En effet, sur ce dernier point, le numéro 10 et les Spurs semblent sur la même longueur d'onde. DeRozan est un joueur de périmètre dont il fait de son tir à mi-distance, une arme létale. Ça tombe bien car San Antonio est la 3e équipe à avoir tenté le plus de tirs entre le cercle et la ligne à 3 points la saison dernière. Quant à DeRozan, il est le joueur ayant tenté le plus de jump-shots dans cette zone intermédiaire. Dans une ligue où des coachs tel que Mike d'Antoni fustigent ce tir à mi-distance, les Spurs vogueront à contre-courant. Qui se ressemble, s'assemble dit-on et le gourou Popovich devra trouver des solutions pour étirer le terrain afin de permettre à ses deux meilleurs joueurs, de pouvoir user comme ils l'entendent d'une de leur ressource favorite. La tâche sera ardue. Alors que les Spurs étaient la 26e équipe en terme de 3 points tentés l'an passé, ils viennent de perdre trois de leurs meilleurs contributeurs en la matière cet été avec Leonard, Green et la récente retraite d'El Manu. Qui plus est, en récupérant un joueur comme DeRozan, qui a certes progresser dans le secteur (30% depuis le parking cette année), les Spurs s'affaiblissent considérablement dans ce registre surexploité qu'est le tir à 3 points.
La perte de Kawhi Leonard (ainsi que celle sous-estimée de Danny Green) vient nous interroger sur le futur de la défense des Spurs. L'une des meilleures défenses du pays depuis le siècle dernier (2 ème l'an passé avec 104.8 points encaissés sur 100 possessions en moyenne) se voit orpheline du deux fois meilleur défenseur de l'année (en 2015 et 2016) et d'un garçon comme Danny Green, référencé en la matière. Connu davantage pour son bagage offensif que pour sa capacité à contenir son adversaire en 1 contre 1, DeMar DeRozan va devoir progresser dans ce domaine s'il ne souhaite pas recevoir de soufflante de la part de papy Gregg. Cependant, les Spurs ont du matos pour prétendre à rester haut placé dans leur propre moitié de terrain. Dejounte Murray et Lonnie Walker IV sont de beaux spécimens physiques. Les Davis Bertans ou Jakob Poetl, moins aidés par la nature, compensent par un sens du placement intelligent. Enfin, personne ne rechignera au travail défensif et l'ensemble des petits défauts de chacun s'en verra atténuer. On peut faire confiance au staff des Spurs pour orchestrer et accorder les violons de tout ce beau monde.

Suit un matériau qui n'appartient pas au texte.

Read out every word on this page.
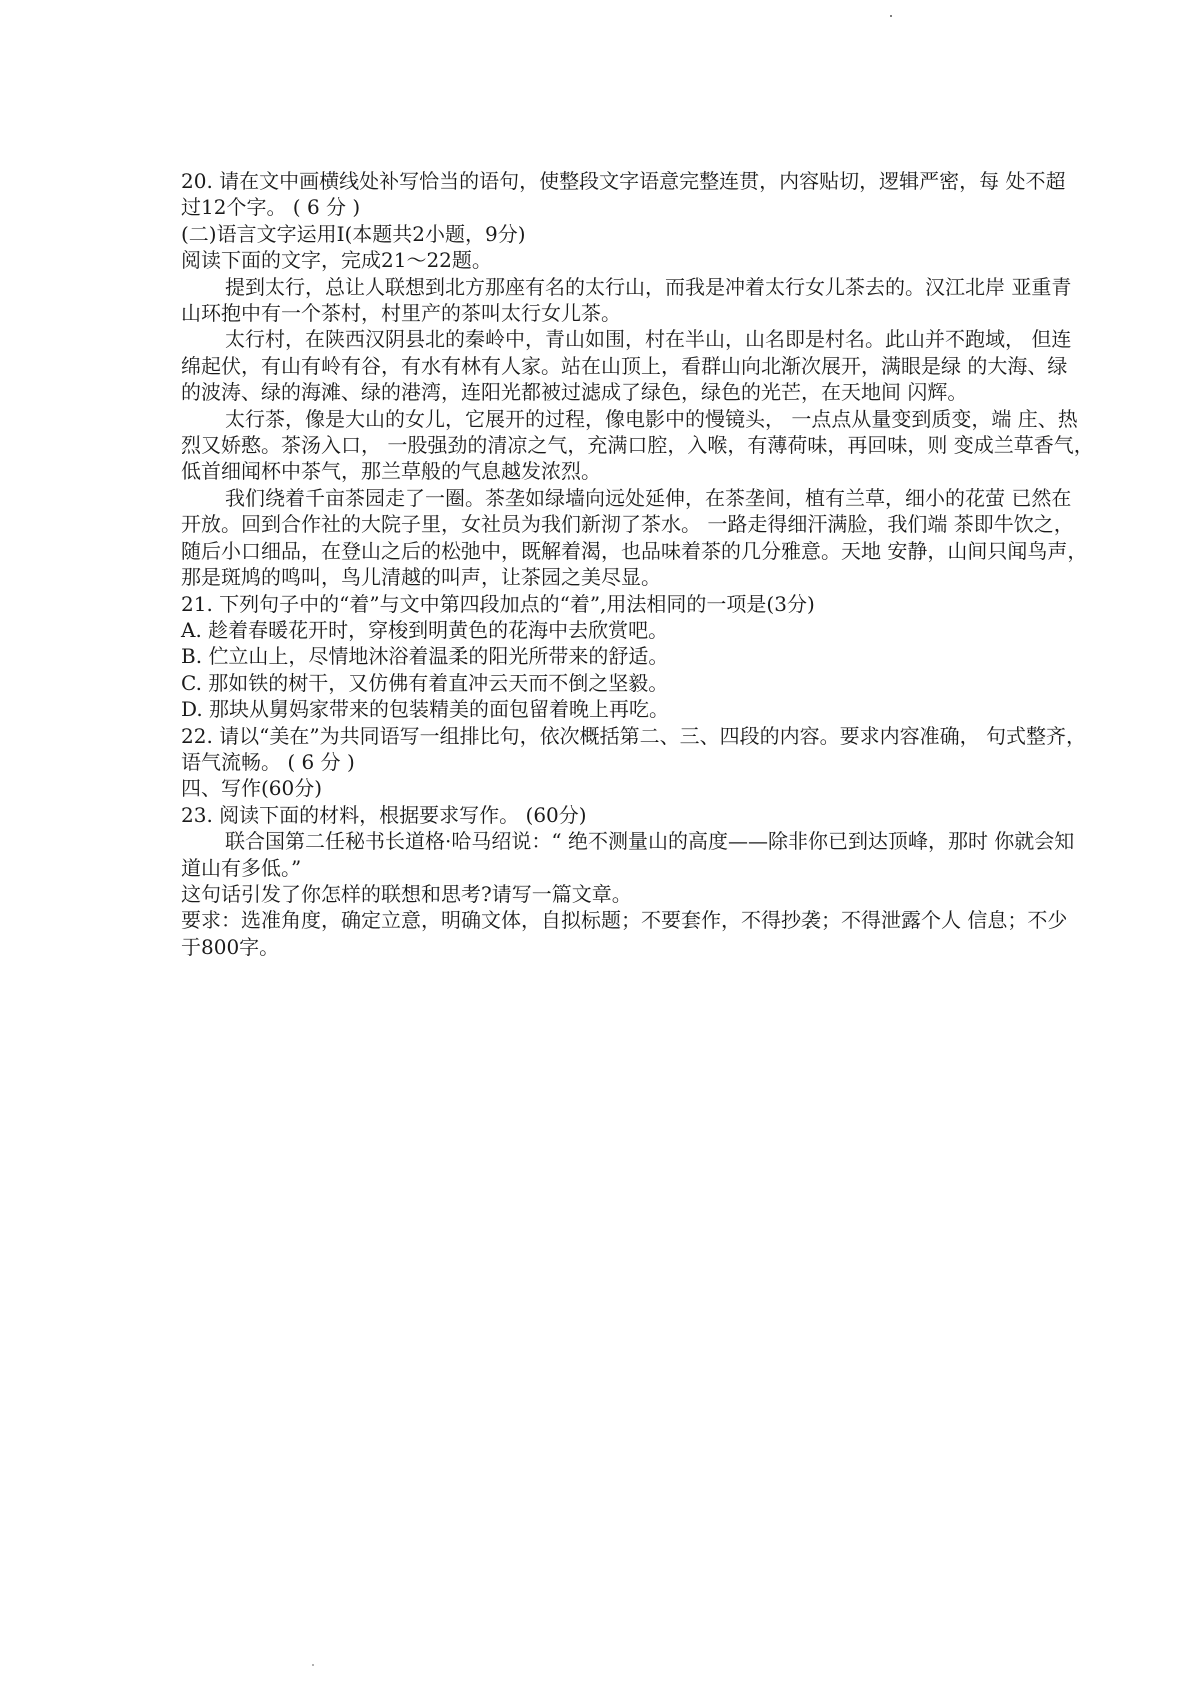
20. 请在文中画横线处补写恰当的语句，使整段文字语意完整连贯，内容贴切，逻辑严密，每 处不超
过12个字。 ( 6 分 )
(二)语言文字运用Ⅰ(本题共2小题，9分)
阅读下面的文字，完成21～22题。
提到太行，总让人联想到北方那座有名的太行山，而我是冲着太行女儿茶去的。汉江北岸 亚重青
山环抱中有一个茶村，村里产的茶叫太行女儿茶。
太行村，在陕西汉阴县北的秦岭中，青山如围，村在半山，山名即是村名。此山并不跑域， 但连
绵起伏，有山有岭有谷，有水有林有人家。站在山顶上，看群山向北渐次展开，满眼是绿 的大海、绿
的波涛、绿的海滩、绿的港湾，连阳光都被过滤成了绿色，绿色的光芒，在天地间 闪辉。
太行茶，像是大山的女儿，它展开的过程，像电影中的慢镜头， 一点点从量变到质变，端 庄、热
烈又娇憨。茶汤入口， 一股强劲的清凉之气，充满口腔，入喉，有薄荷味，再回味，则 变成兰草香气，
低首细闻杯中茶气，那兰草般的气息越发浓烈。
我们绕着千亩茶园走了一圈。茶垄如绿墙向远处延伸，在茶垄间，植有兰草，细小的花萤 已然在
开放。回到合作社的大院子里，女社员为我们新沏了茶水。 一路走得细汗满脸，我们端 茶即牛饮之，
随后小口细品，在登山之后的松弛中，既解着渴，也品味着茶的几分雅意。天地 安静，山间只闻鸟声，
那是斑鸠的鸣叫，鸟儿清越的叫声，让茶园之美尽显。
21. 下列句子中的“着”与文中第四段加点的“着”,用法相同的一项是(3分)
A. 趁着春暖花开时，穿梭到明黄色的花海中去欣赏吧。
B. 伫立山上，尽情地沐浴着温柔的阳光所带来的舒适。
C. 那如铁的树干，又仿佛有着直冲云天而不倒之坚毅。
D. 那块从舅妈家带来的包装精美的面包留着晚上再吃。
22. 请以“美在”为共同语写一组排比句，依次概括第二、三、四段的内容。要求内容准确， 句式整齐，
语气流畅。 ( 6 分 )
四、写作(60分)
23. 阅读下面的材料，根据要求写作。 (60分)
联合国第二任秘书长道格·哈马绍说：“ 绝不测量山的高度——除非你已到达顶峰，那时 你就会知
道山有多低。”
这句话引发了你怎样的联想和思考?请写一篇文章。
要求：选准角度，确定立意，明确文体，自拟标题；不要套作，不得抄袭；不得泄露个人 信息；不少
于800字。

L'intégration d'une star chamboule indéniablement les plans d'une équipe. Surtout une dynastie comme les Spurs, qui a sû batir un empire à partir d'un trio pendant près de vingt ans. A n'en pas douter, la fusion de DeRozan avec sa nouvelle franchise sera l'une des attractions de ce début de saison.
- l'avenir des spurs
Ce trade afin de récupérer DeMar DeRozan marquait l'envie et l'espoir de rester compétitifs immédiatement et de ne pas tomber dans un processus de reconstruction long et pénible, bien que parfois nécessaire. San Antonio est un petit marché et ne peut se permettre de tomber dans l'oubli, surtout quand dans le même temps, les voisins de l'Etat deviennent de sérieux candidats au titre (coucou les Rockets et Carmelo Anthony) ou un phénomème de hype (coucou les Mavs et Luka Doncic).
Alors que l'on croyait que les Spurs s'embourbaient dans une histoire à la fin tragique, San Antonio s'est dépatouillé pour obtenir une contre-partie convenable en échange de son ex franchise-player. Bien qu'All-Star confirmé et un des touts meilleurs joueurs de la conférence Est, DeMar DeRozan reste enclavé avec cette étiquette d'homme de régulière, incapable d'élèver son niveau de performance, lorsque le besoin s'en fait ressentir au cours de la période annuelle des playoffs.
Si le plafond des Spurs semble clair, l'habileté de Gregg Popovich à se réinventer année après année peut permettre aux fans de la franchise de rêver toujours plus loin. Chaque année est censée être la "dernière" des Spurs. Mais ils subsistent toujours, prenant un malin plaisir à déjouer les pronostics de chacun.